You are correct - the forward voltage depends on the forward current.
The forward voltage you see in the table of typical values is for a current of 20mA, which is too high when all 3 colors are used at the same time (footnote two in the absolute ratings table on page 3 - 15mA is the maximum in that case).
When you look at diagram 2 in the data sheet, you can see the relation between forward voltage and forward current. What you see here is that for a forward voltage of 3.3V, a forward current of 20mA can be expected. With 3V, it would be 8mA. A higher resistor value doesn't make this more reliable, it just makes the LED darker. You want to have the resistor as small as possible.
The resistor should be only large enough to drop the forward voltage to about 3.1V with a current of 15mA - this would mean a value of about 13.3 Ohms (the one for the red LED needs to be larger, though).
Whether this LED is usable for you depends on the brightness you need. If you don't need it to light up fully (or you use a version with higher intensity, see page 4), it would work. If you want to be sure you can use the full intensity, you need to use another one. Olin is right - the variation between batches can also mean that some are brighter than others. To ensure a uniform brightness, you need to control the current flowing through the LEDs.
For your simulation, you specify the led's forward voltage as "3V at 1A". This means the forward voltage of the leds at about 20mA will be much lower.
Everything is right there, you just need to read the leds datasheet to find the forward voltage at arount 20mA.
Best Answer
The resistor limits current and the LED curve is right
When I mentioned that both are right, I mean it this way:
Assuming, for example, that your voltage source is a low-impedance \$3.3\:\text{V}\$ (note the circle on the x-axis at that point), then the green line represents a \$330\:\Omega\$ resistor and the light blue line represents a \$180\:\Omega\$ resistor.
Let's look at where these lines intersect with the LED curve:
That's what a load line does for you. Makes it easy to find the operating point.

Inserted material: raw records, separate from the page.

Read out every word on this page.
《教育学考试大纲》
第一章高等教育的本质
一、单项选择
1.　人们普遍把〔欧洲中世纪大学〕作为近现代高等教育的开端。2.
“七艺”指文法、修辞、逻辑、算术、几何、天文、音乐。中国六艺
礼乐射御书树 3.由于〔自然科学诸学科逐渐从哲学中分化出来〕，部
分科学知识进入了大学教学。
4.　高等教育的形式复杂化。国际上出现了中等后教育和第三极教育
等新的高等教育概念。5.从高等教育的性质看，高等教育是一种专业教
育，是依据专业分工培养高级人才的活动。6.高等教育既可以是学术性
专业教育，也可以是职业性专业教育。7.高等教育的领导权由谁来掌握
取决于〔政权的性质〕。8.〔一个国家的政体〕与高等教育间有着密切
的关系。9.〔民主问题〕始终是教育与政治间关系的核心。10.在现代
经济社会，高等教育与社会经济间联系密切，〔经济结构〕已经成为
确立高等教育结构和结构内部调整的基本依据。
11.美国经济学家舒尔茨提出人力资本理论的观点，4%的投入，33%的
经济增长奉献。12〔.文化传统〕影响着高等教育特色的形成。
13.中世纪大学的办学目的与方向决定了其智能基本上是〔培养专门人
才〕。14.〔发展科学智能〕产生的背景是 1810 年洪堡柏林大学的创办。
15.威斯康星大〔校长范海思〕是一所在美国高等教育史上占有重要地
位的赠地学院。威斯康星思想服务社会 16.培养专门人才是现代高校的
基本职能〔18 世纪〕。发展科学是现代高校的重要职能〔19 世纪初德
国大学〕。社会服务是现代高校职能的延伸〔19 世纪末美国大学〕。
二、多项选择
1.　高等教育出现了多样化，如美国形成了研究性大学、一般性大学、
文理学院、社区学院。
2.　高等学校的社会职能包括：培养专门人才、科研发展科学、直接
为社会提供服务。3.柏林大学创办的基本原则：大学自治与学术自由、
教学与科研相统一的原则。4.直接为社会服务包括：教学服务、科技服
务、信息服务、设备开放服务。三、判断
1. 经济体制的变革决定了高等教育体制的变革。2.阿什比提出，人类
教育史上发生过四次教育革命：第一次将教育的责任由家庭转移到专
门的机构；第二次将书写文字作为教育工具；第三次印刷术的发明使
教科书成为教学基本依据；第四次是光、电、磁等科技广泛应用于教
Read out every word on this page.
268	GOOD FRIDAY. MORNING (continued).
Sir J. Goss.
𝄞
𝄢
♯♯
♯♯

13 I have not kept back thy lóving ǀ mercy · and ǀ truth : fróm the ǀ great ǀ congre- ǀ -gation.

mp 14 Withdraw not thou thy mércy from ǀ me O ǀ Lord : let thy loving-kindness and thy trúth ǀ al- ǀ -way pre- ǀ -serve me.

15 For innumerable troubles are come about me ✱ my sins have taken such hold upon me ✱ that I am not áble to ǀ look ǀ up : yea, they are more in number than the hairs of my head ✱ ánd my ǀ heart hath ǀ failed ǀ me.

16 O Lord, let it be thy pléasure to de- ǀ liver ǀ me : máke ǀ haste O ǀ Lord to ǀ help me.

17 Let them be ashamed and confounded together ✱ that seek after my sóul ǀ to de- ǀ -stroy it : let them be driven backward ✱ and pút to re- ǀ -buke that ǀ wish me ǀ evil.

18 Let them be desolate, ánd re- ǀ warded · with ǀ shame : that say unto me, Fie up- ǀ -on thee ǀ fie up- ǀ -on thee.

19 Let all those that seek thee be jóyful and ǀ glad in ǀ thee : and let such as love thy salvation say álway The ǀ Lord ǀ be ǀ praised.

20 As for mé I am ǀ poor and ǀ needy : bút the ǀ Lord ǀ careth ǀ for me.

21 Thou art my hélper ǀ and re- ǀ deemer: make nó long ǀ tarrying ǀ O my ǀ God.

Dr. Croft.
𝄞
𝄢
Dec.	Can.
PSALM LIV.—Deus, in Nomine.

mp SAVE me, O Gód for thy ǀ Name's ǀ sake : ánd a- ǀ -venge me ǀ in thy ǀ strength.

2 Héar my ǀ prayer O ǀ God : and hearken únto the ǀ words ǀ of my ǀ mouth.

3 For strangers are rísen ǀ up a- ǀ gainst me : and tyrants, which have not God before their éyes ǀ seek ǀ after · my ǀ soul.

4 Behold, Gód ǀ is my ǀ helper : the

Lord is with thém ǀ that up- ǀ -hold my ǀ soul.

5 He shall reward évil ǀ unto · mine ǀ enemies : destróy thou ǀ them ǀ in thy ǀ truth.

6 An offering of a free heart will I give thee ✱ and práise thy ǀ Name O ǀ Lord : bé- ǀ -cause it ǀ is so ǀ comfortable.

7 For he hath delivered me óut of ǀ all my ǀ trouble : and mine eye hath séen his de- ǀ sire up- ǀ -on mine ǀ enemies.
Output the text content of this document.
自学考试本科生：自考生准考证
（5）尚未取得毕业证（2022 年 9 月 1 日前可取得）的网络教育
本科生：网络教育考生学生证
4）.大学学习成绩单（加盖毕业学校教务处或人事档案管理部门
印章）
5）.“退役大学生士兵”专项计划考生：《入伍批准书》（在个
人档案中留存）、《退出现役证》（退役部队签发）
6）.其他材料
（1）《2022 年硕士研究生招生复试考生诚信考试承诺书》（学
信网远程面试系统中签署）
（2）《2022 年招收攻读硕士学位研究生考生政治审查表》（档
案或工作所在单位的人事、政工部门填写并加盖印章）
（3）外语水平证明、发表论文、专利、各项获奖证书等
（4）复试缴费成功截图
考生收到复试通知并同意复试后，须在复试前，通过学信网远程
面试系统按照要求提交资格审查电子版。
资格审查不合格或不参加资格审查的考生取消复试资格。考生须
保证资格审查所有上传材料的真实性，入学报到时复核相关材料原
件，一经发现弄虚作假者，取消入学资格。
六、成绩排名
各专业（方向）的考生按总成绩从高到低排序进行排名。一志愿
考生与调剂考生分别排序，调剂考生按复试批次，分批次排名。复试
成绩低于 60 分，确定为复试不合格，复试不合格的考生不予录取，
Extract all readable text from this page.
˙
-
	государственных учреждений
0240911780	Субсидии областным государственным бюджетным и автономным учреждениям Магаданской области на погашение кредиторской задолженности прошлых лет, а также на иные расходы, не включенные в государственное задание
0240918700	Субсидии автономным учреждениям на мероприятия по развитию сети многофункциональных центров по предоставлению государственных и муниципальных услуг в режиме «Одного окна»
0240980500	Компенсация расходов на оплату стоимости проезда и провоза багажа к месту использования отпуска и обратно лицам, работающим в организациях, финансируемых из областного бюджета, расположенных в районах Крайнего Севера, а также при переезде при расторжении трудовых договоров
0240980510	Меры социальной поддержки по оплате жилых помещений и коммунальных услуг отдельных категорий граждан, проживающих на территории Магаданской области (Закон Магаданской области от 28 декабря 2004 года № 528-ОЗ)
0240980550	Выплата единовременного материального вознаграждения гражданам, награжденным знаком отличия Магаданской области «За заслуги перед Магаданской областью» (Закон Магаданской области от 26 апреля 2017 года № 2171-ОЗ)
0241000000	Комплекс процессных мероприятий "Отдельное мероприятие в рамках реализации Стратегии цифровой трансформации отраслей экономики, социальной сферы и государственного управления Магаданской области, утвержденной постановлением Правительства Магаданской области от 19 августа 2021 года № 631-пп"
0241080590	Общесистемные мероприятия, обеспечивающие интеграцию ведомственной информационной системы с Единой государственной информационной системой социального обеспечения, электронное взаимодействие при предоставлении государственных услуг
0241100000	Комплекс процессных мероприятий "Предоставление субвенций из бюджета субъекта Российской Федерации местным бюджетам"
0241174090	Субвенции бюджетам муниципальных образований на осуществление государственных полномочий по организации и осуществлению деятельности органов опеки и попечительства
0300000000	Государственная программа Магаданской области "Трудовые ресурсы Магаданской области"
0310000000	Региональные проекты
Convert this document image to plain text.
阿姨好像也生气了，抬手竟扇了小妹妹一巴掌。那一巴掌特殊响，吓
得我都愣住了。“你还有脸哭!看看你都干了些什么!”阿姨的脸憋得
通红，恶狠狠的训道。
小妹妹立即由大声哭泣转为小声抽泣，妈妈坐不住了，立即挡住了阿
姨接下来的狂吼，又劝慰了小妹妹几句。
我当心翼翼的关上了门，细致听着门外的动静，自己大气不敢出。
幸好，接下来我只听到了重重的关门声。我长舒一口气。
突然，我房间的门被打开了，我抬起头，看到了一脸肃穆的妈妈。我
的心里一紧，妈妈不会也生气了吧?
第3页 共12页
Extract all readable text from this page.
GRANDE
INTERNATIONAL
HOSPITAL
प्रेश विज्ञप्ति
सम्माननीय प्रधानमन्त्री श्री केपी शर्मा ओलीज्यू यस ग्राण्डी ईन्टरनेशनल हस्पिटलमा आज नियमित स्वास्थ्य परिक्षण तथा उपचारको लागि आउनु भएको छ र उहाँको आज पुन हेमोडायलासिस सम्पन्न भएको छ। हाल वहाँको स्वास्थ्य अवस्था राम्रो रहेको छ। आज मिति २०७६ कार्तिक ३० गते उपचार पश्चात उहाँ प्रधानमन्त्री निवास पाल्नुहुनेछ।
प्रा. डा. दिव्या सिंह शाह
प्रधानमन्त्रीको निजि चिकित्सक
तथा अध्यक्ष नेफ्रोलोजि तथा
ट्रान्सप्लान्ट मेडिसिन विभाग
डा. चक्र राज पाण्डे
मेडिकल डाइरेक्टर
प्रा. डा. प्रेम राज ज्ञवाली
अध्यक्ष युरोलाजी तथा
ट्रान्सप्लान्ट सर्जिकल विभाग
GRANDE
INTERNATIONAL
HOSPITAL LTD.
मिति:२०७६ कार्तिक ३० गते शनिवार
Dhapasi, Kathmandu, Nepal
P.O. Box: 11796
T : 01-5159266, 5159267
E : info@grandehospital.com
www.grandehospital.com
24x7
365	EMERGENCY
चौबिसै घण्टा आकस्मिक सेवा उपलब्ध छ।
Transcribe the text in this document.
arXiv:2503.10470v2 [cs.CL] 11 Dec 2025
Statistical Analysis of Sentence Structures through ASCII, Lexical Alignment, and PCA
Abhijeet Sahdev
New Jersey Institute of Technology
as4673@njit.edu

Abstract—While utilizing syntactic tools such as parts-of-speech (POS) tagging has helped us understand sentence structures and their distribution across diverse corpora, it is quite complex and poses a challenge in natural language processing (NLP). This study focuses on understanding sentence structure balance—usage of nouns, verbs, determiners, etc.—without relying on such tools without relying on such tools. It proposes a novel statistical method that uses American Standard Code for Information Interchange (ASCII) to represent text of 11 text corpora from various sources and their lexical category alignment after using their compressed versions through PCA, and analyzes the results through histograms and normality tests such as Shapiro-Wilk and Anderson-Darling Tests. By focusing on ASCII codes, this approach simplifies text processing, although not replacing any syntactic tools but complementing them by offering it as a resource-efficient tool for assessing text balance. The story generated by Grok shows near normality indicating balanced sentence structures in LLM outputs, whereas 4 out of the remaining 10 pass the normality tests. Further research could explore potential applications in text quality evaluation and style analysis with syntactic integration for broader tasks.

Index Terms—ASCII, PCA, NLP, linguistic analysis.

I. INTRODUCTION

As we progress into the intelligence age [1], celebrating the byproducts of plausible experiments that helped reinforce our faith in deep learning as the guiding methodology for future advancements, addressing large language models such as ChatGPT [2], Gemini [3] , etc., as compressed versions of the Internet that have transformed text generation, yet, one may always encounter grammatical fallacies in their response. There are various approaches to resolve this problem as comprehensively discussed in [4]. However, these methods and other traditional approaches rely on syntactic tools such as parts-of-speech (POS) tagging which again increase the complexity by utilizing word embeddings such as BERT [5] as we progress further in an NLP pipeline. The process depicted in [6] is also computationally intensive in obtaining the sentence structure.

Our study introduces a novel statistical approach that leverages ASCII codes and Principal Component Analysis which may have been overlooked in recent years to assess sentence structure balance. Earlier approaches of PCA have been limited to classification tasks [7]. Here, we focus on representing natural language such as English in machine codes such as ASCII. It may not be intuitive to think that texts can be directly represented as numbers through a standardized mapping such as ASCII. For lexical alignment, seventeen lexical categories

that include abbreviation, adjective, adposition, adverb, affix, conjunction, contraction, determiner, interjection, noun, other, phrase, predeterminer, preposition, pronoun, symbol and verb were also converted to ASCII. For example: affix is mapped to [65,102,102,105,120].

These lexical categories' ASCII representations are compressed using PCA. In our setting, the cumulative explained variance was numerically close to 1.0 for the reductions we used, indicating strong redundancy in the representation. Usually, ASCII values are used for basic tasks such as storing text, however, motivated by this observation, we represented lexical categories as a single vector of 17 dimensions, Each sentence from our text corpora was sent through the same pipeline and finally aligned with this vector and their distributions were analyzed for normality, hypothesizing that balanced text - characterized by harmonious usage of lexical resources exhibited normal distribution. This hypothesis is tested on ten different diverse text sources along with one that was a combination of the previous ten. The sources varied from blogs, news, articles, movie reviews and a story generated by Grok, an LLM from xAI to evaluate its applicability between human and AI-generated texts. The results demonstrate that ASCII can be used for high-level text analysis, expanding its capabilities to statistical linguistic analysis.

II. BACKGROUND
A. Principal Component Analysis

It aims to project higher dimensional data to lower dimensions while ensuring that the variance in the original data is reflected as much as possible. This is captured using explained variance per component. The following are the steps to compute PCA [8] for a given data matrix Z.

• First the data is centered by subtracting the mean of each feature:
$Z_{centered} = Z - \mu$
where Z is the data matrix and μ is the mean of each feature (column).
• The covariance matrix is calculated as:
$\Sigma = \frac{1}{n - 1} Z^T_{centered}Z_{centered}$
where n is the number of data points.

And you can see that, yes, the resistor limits the current, and, yes, the diode curve is correct, as well.
Creating a load line
To draw the load line for any resistor, just start at the \$V_{_\text{CC}}=3.3\:\text{V}\$ point on the x-axis (or, whatever your \$V_{_\text{CC}}\$ value happens to be) and then compute \$\frac{V_{_\text{CC}}}{R}\$ to pick out the y-axis value and mark that position there. Then get out a ruler and draw a line between these two points.
CR1220 as a power source
Tony does bring up a very important point in comments below my answer, given that you've specified a CR1220 battery rather than a low-impedance power supply. These batteries do have significant internal resistance (one that varies over time, as well) just as Tony wrote. He's quite right to suggest that the above analysis would only apply with a low-impedance power supply.
The internal resistance of the CR1220 might be as high as around 1000 Ohms, skimming a datasheet or two and doing some guess work. Even assuming that the datasheets are overly conservative, it's still going to be in the hundreds of Ohms.
Let's assume that the CR1220 has an internal resistance of \$470\:\Omega\$, just to pick something, and that you don't use an external resistor. Then the new chart might look like this:
I've added the red load line for the assumed internal resistance of the CR1220, above. (And it's nominal voltage starting point, which is \$3.0\:\text{V}\$.) Here, you can see that it intercepts the LED curve at somewhere between \$1\:\text{mA}\$ and \$2\:\text{mA}\$ and an LED voltage perhaps a little less than \$2.4\:\text{V}\$.
It may very well be that an external resistor isn't needed. If you supply one, you could consider just shorting it out to see what happens. (Given the CR1220, I would not be worried about attempting that experiment.)
Summary
But the earlier point above remains. Regardless of what's incorporated to make them, load lines make it quite easy in the end to work out the operating point when facing non-linear curves such as those presented by LEDs.
P.S. Looking at the LED curve, the function that seems to approximate it well is a simplified Shockley diode model of about \$I=1.96\times 10^{-10}\left(e^{^\frac{V}{0.153}}-1\right)\$. (That sets the emission coefficient to \$\eta\approx 5.9\$ and limits the bulk impedance to about \$2\:\Omega\$, I think.)